Getting from an input to an output through a series of steps is called an algorithm or a program. You can enumerate all mappings of a computable function through an algorithm. You can run this algorithm on a TM (or any machine with equivalent power).
Philosophical implications
I have encountered the idea of computation many times.
- Mind is computational. (Minsky)
- All languages are computational. (Chomsky, Wittgenstein, Pinker)
- Organic cells are computational. (Levin)
- The universe is computational.
I can deduce what computational means from these use cases and my background in coding. This is good but does not give me a formal notion of computation.
CIS 2620 was the formal approach I needed. We can use the basic structure of automaton to build a new structure called a computer (or a machine, or a program, or an algorithm). We have symbols and operators to define computers which is useful. It means we can study them well.

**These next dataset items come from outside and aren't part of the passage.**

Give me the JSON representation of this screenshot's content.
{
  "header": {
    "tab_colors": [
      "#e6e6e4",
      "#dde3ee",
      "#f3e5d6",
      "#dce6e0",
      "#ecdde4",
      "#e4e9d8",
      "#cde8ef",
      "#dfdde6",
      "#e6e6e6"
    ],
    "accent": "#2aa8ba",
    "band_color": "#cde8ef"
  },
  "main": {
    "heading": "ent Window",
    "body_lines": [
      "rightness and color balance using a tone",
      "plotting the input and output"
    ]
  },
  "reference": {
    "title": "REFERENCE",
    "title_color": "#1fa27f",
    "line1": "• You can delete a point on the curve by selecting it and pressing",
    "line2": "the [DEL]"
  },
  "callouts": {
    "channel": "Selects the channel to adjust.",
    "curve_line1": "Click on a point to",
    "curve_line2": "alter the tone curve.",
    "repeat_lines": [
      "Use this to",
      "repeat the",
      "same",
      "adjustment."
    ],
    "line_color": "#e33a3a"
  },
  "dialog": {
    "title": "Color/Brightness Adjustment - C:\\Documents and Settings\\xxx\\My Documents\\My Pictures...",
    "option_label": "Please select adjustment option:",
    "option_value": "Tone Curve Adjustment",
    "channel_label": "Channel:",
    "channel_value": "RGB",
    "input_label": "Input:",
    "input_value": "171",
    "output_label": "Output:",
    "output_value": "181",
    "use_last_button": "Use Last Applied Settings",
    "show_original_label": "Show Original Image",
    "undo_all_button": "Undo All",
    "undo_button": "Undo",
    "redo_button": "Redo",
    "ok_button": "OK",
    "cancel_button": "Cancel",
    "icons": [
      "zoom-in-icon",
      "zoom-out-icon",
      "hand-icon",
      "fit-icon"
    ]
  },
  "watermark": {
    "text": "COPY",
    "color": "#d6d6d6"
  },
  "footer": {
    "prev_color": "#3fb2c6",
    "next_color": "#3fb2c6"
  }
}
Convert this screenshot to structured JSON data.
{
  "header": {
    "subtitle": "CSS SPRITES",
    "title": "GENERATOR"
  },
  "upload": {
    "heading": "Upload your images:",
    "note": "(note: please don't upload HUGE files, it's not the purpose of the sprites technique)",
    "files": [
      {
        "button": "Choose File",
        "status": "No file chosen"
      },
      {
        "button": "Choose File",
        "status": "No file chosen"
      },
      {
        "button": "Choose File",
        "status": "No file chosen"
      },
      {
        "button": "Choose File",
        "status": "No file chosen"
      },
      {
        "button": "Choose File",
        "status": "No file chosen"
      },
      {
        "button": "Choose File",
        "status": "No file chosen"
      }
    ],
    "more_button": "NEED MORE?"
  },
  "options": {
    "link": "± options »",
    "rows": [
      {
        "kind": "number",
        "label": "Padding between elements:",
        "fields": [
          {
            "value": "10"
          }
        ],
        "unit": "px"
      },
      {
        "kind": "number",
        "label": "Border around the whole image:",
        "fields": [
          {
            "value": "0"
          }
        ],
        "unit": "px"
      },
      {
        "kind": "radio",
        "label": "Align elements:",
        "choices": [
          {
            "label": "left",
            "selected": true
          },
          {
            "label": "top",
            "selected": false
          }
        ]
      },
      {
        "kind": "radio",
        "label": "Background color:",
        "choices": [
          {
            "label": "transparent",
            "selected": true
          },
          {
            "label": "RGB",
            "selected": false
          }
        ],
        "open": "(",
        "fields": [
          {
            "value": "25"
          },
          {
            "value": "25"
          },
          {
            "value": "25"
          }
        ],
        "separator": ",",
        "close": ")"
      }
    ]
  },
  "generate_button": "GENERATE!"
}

For something to be computational means it can be run on a computer.
Other connections
I found the last part of the course on P/NP cool but mostly practical. Why do I care about polynomial time? The hard line drawn between polynomial and exponential time is philosophically arbitrary but useful.
I do think undecidability is cool; to mean it means we can’t find a master computer that can deduce what a program does. The only way to really understand a program is to run it. Is this the “computational irreducibility” that Stephen Wolfram can’t stop talking about?
Taking this course alongside CIS 2400 was a gift because there were philosophical implications from 2400—mainly the idea of representation—that tied together neatly with the idea of computation. I will write more about this when I complete the course.